Since my laptop is not really powerful, the first thing I did was installing ollama to play with some models. In particular, I installed llama3.2:3B and qwen2.5:3B (7B is already too slow, and more that this does not work at all). The difference in quality from last year's models is really incredible: 3B parameters were basically useless a few months ago and now they are good enough to use daily on my 10 year old computer, truly amazing. After installing the model, I wanted some kind of frontend to use and I downloaded Open WebUI. Installing It felt dystopic, It downloaded literally thousands of dependencies! Then, after downloading half of the pip repository, you can run the program just to download a few other hundreds of dependencies. All of this for a website with a text field that sends the text to an api, disgusting. But after all the application (to my surprise) managed to run and It was working flawlessly. It is probably the most feature rich LLM frontend out there, I have to say, but It is also quite bloated. Still, I don't feel comfortable running an application that depends on billions of lines of python and javascript code so I will seek something else.

Another thing I installed is a minecraft server. I haven't played minecraft in a while (at least a few years) and I know they added so many things, playing It now would be like rediscovering everything from scratch. But for for today I have plenty to do so I just installed the server, joined to make sure It worked and moved on.

I then wanted some kind of filemanager, but my experience was even worse than with Open WebUI. Most of the things I found online were completely bloated and difficult to install. Some of them didn't work because of various dependencies issues which I did not dare to debug. Fortunately, there is some good and I found Tiny File Manager which is a single php file that implements the entire web app. I think many project should take this as an example: you get a full file manager just by creating a php server and accessing that file. Easy.

I also wanted to install cgit as a frontend to access all my repositories. It took some time and struggles, I first tried to make It work with nginx but apparently It does not natively support CGI and I found issues in making the communication to the socket so I switched to apache and It worked well.
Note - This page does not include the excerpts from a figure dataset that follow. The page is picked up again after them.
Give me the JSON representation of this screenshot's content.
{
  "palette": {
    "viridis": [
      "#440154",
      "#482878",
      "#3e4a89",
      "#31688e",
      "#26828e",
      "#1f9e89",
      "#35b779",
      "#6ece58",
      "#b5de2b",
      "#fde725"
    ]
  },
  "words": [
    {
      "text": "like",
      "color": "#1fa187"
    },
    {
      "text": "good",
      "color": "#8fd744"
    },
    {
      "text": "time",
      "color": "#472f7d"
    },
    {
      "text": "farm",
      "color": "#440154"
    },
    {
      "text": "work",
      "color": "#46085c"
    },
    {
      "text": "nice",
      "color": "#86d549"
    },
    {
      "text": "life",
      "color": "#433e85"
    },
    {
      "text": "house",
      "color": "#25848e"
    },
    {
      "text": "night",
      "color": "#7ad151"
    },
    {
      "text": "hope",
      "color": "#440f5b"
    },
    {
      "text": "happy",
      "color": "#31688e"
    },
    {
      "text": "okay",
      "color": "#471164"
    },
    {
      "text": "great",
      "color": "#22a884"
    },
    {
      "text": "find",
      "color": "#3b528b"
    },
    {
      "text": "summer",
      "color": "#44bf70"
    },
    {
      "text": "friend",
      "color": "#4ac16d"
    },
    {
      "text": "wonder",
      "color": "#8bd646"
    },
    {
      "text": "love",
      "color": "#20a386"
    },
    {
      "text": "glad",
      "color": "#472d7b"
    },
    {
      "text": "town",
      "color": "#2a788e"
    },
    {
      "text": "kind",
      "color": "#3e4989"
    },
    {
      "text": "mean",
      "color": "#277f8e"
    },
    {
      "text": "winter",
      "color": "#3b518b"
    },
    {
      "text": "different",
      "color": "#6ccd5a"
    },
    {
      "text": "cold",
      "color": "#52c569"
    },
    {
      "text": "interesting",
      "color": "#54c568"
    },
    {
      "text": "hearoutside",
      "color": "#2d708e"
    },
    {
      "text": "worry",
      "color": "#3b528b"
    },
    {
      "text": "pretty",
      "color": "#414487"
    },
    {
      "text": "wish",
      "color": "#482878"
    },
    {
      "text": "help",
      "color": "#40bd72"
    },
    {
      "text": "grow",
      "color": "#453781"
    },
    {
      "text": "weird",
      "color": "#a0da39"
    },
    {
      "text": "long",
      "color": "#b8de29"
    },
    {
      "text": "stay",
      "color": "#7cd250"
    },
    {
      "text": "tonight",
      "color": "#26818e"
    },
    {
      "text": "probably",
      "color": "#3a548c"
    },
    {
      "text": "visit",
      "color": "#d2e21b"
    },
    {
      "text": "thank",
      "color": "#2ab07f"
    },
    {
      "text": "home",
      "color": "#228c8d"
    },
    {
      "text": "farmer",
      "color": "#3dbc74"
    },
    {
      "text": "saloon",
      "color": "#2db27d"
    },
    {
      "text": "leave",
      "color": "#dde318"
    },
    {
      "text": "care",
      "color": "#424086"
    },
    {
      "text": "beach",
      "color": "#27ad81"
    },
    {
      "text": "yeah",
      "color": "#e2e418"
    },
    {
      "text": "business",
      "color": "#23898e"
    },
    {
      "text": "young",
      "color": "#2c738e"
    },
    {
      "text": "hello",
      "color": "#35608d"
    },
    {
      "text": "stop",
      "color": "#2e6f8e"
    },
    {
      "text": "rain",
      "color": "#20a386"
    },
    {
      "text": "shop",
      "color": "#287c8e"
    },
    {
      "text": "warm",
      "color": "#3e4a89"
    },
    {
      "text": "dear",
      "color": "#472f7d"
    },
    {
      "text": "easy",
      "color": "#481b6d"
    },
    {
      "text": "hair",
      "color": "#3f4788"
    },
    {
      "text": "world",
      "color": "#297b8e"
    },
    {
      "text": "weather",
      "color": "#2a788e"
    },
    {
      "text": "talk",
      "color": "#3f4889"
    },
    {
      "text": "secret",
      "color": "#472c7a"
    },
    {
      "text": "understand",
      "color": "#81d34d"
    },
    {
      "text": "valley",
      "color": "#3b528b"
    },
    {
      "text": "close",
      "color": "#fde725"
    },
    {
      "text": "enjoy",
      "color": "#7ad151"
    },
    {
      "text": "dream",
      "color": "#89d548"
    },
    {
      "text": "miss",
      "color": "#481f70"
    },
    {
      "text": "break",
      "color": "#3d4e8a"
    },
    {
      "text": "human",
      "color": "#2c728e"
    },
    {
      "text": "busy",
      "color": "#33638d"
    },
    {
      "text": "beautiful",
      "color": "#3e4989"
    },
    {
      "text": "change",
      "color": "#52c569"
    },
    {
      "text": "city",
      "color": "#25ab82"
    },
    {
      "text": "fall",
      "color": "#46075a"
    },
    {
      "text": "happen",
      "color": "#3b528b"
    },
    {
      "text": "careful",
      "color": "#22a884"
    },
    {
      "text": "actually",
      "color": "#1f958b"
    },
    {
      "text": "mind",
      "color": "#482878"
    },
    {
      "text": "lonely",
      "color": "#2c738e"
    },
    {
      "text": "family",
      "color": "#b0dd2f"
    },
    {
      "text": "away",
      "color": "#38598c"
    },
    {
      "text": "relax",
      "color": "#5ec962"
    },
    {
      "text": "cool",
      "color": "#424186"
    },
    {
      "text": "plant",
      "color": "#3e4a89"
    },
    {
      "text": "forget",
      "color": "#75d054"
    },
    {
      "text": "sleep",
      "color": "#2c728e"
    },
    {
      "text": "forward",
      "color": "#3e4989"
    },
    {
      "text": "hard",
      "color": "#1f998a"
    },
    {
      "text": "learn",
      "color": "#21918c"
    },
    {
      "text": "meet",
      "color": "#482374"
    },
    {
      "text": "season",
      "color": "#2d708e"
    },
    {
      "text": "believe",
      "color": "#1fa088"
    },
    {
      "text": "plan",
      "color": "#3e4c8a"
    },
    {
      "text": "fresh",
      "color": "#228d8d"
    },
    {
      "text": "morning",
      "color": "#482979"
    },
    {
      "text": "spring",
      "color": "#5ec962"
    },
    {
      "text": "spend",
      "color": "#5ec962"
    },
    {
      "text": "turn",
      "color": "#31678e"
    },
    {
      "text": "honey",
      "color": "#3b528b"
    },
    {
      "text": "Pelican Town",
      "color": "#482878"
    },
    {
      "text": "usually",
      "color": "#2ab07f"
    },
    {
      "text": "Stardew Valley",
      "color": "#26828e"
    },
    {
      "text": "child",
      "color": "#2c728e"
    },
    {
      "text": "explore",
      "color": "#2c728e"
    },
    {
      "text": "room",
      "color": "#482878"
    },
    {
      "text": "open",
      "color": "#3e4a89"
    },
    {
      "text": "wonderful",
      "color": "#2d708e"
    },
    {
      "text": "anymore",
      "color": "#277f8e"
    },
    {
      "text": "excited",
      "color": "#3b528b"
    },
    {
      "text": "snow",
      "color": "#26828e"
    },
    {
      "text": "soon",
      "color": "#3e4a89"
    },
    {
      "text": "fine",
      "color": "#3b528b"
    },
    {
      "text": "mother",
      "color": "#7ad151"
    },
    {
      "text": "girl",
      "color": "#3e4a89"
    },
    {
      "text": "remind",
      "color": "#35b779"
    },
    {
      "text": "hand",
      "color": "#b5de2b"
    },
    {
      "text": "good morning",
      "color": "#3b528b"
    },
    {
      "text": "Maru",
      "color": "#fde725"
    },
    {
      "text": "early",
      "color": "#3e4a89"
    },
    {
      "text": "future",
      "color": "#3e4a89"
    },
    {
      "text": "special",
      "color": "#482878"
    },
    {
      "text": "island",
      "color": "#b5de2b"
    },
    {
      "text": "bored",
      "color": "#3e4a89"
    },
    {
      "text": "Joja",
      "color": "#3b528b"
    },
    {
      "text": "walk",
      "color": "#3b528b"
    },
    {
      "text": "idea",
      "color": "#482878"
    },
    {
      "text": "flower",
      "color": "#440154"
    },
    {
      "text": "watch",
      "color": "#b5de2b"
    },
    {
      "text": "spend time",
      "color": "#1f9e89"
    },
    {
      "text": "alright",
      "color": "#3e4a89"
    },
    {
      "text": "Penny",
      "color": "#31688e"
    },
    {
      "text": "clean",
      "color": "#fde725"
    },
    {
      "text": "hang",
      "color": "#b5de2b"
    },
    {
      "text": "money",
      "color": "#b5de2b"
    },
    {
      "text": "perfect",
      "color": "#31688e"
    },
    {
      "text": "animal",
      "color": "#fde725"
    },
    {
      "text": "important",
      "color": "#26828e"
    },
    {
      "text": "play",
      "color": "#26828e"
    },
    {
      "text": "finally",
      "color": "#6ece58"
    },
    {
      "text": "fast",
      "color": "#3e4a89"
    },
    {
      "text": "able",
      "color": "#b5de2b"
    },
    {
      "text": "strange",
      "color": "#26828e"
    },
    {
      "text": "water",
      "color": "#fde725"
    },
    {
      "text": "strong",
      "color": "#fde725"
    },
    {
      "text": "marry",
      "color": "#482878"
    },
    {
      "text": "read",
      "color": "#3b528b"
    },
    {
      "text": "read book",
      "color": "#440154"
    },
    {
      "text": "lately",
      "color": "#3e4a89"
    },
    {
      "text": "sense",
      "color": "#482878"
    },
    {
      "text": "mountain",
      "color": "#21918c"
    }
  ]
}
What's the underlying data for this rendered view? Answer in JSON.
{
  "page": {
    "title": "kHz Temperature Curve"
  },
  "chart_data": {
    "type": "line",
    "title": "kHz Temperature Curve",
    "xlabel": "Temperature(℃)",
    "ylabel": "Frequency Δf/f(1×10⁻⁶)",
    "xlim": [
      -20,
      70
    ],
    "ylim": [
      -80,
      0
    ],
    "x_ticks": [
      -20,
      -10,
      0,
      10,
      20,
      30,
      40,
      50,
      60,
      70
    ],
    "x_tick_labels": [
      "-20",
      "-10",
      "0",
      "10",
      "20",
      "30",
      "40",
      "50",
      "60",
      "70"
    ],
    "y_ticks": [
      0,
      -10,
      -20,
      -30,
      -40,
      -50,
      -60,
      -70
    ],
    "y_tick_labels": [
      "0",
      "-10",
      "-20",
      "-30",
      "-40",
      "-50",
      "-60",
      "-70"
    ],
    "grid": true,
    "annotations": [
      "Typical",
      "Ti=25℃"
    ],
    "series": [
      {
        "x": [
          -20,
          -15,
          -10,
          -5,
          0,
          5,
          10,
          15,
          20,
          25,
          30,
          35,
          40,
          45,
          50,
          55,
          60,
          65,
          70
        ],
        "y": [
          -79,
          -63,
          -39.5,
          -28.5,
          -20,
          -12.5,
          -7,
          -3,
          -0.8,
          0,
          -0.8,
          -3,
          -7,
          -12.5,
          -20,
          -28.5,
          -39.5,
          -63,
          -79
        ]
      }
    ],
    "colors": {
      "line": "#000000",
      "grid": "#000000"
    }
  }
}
I had some other issues with file permissions which I sort of solved, wonderful.

Going forward, I want to upgrade my system and have a NAS and a rack, when I will have an economical possibility. I would also like to use my setup as a node to host some community services such as a mastodon node or contribute to a research project like the CENR's @home projects.

I am also taking some time to reflect on the importance of self hosting and being independent from big predatory corporations. We are all so dependent on them and this makes us vulnerable and makes them money, If I can be a little more independent I will also be a little happier.